Slowly, carefully, Dean stood up from his crouch, took a few cautious steps down the incline of the roof, until the toes of his boots were nudging the edge of the shingles. Down below, far below, was frost-prickled grass, bleak and grey and dead-the corner of the porch roof-the street, past the shrubs and trees.
He wondered, only briefly, what would happen, if he stepped off this roof now. It probably wouldn't kill him. It wouldn't achieve anything; would only add to Lisa's list of worries about him, her list of grievances. He wished so much that he knew, still, how to act, how to make these kinds of decisions, how to think about consequences; but it seemed all he was able to do-as he stepped back from the edge, sat down again, pulling at his red nose with his fingers, looking off at the mountain ranges of the houses-was sit and wait to dream, and try desperately to cull meaning from those dreams.
He thought absently for a moment of Hettie Blue Jones, whom he'd almost forgotten until the ghost in his head had mentioned her name. How she'd sat, much in the same attitude as him, in the cold, smoking cigarettes.

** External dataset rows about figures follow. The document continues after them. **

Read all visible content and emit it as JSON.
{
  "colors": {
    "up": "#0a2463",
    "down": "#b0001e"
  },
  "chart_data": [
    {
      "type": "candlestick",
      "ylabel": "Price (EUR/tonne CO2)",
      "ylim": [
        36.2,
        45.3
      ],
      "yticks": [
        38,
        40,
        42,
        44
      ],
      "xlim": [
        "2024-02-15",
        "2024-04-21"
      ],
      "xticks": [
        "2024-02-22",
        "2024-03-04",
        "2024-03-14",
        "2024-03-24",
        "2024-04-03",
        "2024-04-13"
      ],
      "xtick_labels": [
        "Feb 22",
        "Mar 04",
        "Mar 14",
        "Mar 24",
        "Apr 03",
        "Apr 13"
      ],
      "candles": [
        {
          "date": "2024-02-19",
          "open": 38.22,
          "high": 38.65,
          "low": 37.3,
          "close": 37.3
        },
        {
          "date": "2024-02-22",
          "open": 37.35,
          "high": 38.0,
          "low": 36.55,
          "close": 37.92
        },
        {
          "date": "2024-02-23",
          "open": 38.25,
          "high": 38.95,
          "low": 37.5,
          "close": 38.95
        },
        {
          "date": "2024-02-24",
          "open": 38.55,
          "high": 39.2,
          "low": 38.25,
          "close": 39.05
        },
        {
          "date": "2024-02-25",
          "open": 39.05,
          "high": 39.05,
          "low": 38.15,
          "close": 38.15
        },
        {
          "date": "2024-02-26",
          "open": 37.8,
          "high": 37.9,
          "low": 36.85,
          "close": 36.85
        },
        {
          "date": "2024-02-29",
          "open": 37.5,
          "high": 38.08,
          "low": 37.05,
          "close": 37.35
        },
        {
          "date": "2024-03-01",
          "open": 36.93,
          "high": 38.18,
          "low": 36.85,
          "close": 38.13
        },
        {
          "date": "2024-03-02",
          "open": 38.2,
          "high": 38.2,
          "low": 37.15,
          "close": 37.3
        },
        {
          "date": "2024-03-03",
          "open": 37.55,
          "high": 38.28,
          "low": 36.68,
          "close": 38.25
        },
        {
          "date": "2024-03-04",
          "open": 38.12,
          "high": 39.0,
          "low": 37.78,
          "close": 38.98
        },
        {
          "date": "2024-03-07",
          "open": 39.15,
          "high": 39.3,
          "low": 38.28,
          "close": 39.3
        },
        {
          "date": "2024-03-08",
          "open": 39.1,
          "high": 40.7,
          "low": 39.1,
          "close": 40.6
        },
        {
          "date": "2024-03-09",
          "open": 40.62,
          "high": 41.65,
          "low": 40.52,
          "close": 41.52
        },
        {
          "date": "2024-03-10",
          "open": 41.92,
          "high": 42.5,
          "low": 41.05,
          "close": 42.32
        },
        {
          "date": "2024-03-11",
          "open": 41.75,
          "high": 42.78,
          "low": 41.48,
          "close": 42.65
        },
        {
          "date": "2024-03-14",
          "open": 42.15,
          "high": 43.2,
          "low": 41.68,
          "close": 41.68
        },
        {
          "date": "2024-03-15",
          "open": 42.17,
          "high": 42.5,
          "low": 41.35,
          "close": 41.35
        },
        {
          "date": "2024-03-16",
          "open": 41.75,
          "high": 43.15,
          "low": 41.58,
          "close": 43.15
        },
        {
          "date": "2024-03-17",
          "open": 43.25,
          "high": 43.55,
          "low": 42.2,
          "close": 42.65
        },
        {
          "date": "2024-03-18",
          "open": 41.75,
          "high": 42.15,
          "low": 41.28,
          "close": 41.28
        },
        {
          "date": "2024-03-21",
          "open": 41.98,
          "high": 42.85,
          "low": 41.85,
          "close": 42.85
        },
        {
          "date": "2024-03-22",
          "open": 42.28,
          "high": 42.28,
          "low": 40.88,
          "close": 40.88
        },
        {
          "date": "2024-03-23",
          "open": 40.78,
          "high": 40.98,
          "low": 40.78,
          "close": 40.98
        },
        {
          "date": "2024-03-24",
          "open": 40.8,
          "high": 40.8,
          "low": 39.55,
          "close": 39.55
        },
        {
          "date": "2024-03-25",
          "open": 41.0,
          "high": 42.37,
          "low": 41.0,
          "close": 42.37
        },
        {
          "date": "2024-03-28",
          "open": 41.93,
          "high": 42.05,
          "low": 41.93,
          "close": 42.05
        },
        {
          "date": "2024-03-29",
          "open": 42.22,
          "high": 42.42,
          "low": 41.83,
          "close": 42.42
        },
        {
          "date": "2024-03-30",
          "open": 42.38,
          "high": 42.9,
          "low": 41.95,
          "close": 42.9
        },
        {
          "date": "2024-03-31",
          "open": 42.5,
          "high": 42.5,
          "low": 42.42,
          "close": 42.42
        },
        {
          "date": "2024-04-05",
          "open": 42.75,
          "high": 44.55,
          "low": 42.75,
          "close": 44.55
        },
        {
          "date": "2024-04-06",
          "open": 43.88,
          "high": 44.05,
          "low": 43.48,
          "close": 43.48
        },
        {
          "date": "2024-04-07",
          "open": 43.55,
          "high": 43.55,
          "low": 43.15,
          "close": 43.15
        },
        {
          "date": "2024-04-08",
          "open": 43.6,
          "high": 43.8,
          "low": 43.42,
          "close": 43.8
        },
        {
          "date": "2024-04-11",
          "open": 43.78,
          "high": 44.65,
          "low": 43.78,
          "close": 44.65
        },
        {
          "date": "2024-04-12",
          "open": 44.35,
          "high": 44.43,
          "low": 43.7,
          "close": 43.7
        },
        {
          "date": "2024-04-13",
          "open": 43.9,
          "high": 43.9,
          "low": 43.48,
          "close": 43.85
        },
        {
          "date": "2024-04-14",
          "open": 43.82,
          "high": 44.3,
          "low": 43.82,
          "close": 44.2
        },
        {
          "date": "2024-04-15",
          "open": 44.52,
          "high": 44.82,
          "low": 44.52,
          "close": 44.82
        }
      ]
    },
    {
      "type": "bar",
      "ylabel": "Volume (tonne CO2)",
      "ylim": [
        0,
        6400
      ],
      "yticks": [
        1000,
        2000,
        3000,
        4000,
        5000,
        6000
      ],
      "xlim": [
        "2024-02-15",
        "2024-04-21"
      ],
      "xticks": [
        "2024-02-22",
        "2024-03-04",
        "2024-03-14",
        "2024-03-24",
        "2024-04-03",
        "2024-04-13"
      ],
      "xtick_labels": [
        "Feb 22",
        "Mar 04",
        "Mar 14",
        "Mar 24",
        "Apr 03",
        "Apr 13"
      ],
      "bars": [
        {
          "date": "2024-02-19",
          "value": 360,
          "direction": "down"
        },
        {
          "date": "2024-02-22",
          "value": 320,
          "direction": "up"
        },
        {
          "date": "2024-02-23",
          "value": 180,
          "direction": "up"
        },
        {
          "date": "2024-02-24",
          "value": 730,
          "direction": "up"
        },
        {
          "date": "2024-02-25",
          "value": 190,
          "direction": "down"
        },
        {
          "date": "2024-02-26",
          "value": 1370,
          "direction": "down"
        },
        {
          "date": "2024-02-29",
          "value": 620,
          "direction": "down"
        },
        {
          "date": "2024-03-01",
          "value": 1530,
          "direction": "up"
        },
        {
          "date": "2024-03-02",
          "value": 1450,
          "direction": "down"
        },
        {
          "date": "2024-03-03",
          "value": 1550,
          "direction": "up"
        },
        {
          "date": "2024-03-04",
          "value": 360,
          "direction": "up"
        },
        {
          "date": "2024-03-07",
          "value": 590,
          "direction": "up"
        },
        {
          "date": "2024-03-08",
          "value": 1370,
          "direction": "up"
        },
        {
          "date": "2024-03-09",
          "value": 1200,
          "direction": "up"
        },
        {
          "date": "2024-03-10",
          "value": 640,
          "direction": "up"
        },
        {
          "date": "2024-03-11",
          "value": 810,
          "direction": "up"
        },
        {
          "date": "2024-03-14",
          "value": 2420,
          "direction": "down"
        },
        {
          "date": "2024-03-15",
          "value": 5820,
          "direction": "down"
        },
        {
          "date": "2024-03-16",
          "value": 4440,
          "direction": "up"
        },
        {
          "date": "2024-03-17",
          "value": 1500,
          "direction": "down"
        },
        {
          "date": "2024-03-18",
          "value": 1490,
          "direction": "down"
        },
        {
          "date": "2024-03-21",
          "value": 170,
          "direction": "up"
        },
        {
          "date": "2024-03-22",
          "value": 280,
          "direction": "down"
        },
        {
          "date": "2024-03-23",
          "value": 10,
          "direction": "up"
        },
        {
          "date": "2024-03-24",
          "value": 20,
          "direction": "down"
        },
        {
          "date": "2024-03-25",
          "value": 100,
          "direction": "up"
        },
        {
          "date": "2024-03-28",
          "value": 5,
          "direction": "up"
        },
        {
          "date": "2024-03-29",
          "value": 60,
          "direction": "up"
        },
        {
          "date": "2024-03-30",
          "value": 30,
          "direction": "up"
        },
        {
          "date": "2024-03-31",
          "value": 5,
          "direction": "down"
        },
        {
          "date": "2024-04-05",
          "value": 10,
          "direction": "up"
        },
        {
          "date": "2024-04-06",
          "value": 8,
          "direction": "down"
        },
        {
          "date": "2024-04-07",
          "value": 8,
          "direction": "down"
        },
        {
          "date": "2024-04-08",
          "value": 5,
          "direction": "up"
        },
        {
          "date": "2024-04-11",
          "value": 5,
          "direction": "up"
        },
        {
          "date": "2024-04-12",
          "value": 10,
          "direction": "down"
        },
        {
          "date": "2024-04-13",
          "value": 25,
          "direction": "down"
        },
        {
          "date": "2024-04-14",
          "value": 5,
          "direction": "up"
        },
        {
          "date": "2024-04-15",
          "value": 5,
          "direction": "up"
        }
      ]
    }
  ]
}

Whatever became of her and her father? And for that matter, whatever became of Ms Chancey and her beautiful farmhouse, or Liza and her withered veins? Were they as nebulous and abstracted now as they seemed to him-dead, turned to dust, blown away? Sealed up in unmarked graves or chilly mausoleums, weathering the winter with empty skulls? Or if they were alive-against all odds in this ever-darkening world-did they ever stop to spare a backwards glance towards the children they had known once, hosted in their homes, held in their arms?
Did any of them remember Sam in the way that he did?
Dean touched two fingers to his lips, absently, imagining the roll of a cigarette between them, exhaling to watch his breath freeze and cloud and vanish. He wondered if Hettie Blue Jones was out there somewhere, in a motel, looking at the Bible in her nightstand, knowing her father once had placed it there-if maybe she was paging through it remembering, if only for a moment, the two young boys she'd met in that parking lot in Washington; if maybe she, too, could recall as well as Dean could the glimmer of December light in Sam's eyes; if she understood who and what had called her into their game of catch that day. She'd spoken about Jesus.
He thought of holes in the Earth, and outstretched arms.
Fitting his boots into the rungs of the ladder, he climbed down from the roof.